The first Monday in September, Labor Day, is a creation of the labor movement and is dedicated to the social and economic achievements of American workers. It constitutes a yearly national tribute to the contributions workers have made to the strength, prosperity, and well-being of our country.
The first Labor Day holiday was celebrated on Tuesday, Sept. 5, 1882, in New York City, when the Central Labor Union adopted a Labor Day proposal and appointed a committee to plan a demonstration and picnic celebrating a “workingmen’s holiday.”
The idea spread with the growth of labor organizations and many states had already adopted the holiday when, in June of 1894, Congress passed an act making the first Monday in September of each year a legal holiday for the entire country.

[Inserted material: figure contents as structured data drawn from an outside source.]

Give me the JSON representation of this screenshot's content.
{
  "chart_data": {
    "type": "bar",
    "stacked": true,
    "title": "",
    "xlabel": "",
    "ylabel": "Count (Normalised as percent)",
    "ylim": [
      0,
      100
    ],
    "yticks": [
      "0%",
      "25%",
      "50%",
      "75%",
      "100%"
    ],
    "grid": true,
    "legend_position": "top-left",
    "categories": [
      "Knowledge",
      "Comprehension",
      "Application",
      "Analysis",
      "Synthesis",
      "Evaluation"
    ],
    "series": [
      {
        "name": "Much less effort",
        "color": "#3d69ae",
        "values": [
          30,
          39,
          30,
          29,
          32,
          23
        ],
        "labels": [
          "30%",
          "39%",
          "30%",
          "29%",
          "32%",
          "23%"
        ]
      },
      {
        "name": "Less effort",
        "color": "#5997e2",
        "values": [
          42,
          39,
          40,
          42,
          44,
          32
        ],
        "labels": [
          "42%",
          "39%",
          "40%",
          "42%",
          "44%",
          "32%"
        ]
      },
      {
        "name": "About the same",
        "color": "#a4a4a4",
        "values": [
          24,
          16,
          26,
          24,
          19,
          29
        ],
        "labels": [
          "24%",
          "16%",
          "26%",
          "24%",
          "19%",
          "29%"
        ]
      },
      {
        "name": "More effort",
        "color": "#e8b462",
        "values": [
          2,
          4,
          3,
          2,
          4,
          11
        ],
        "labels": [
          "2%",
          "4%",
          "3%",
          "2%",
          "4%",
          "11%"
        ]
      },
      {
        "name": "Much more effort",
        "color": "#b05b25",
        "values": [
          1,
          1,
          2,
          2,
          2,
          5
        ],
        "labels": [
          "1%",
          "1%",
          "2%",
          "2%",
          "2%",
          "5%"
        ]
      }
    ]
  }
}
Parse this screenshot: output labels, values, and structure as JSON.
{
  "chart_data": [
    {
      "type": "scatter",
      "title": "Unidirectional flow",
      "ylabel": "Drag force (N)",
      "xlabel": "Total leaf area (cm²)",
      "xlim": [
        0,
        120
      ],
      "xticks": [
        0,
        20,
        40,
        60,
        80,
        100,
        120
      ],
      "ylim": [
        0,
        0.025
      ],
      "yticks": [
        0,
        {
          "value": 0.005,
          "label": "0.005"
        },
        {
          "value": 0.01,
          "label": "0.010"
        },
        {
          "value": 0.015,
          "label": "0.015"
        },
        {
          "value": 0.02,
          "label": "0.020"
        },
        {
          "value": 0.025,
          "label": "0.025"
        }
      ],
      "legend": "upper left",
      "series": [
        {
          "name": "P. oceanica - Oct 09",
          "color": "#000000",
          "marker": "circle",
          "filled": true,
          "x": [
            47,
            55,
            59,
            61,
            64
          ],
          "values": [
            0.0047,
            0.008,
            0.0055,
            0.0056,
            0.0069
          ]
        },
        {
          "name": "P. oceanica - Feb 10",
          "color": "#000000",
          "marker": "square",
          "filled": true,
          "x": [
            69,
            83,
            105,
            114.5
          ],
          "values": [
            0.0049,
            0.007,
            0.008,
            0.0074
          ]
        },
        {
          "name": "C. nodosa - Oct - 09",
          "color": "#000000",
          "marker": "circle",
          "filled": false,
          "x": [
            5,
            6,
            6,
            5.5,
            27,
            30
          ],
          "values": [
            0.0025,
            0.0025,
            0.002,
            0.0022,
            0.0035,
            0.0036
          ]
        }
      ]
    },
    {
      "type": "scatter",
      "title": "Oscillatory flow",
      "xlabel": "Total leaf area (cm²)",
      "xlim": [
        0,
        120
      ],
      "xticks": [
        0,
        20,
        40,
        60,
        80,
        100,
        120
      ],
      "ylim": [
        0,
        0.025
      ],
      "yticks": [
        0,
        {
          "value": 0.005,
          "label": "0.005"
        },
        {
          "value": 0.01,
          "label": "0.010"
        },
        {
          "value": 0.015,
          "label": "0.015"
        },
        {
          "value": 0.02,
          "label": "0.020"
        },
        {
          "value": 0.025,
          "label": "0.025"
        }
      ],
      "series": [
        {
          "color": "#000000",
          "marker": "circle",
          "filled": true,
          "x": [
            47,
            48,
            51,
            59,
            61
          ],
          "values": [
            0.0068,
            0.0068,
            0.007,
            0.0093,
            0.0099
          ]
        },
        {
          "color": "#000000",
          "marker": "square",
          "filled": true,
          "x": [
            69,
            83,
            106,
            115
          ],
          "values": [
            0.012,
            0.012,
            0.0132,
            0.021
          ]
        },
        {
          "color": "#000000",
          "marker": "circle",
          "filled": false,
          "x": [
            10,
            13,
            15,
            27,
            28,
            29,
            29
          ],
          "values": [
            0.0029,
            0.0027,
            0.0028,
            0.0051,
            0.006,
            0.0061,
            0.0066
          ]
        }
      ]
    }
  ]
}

The first proposal of the holiday outlined a street parade to exhibit to the public “the strength and esprit de corps of the trade and labor organizations” of the community, followed by a festival for the recreation and amusement of the workers and their families. This became the pattern for the celebrations of Labor Day. (For our city, our parade comes a week later to kick-off our annual Columbiana Street Fair.)
The vital force of our labor added materially to the highest standards of living and the greatest production the world has ever known, and has brought us closer to the realization of our traditional ideals of economic and political democracy. It is appropriate, therefore, that the nation pay tribute on Labor Day to the creator of so much of the nation’s strength, freedom, and leadership – the American worker.
The founder and longtime president of the American Federation of Labor, Samuel Gompers, said, “Labor Day differs in every essential way from the other holidays of the year in any country. All other holidays are, in a more or less degree, connected with conflicts and battles of man’s prowess over man, of strife and discord for greed and power, of glories achieved by one nation over another. Labor Day … is devoted to no man – living or dead, to no sect, race, or nation.”
I don’t agree with Gompers’ conclusion that our labor unions’ struggles have nothing to do with “man’s prowess over man” or with greed and power. Still, I am very thankful for my husband’s union job, which has provided for us for more than 20 years. Labor Day not only provides me a reminder of this fact, but, since school begins in August, it’s the first holiday my daughter looks forward to during the school year.
Though most farming families cannot readily take a day off from daily commitments to their animals or crops, I hope we will all have a leisure moment to reflect on what is good in our lives.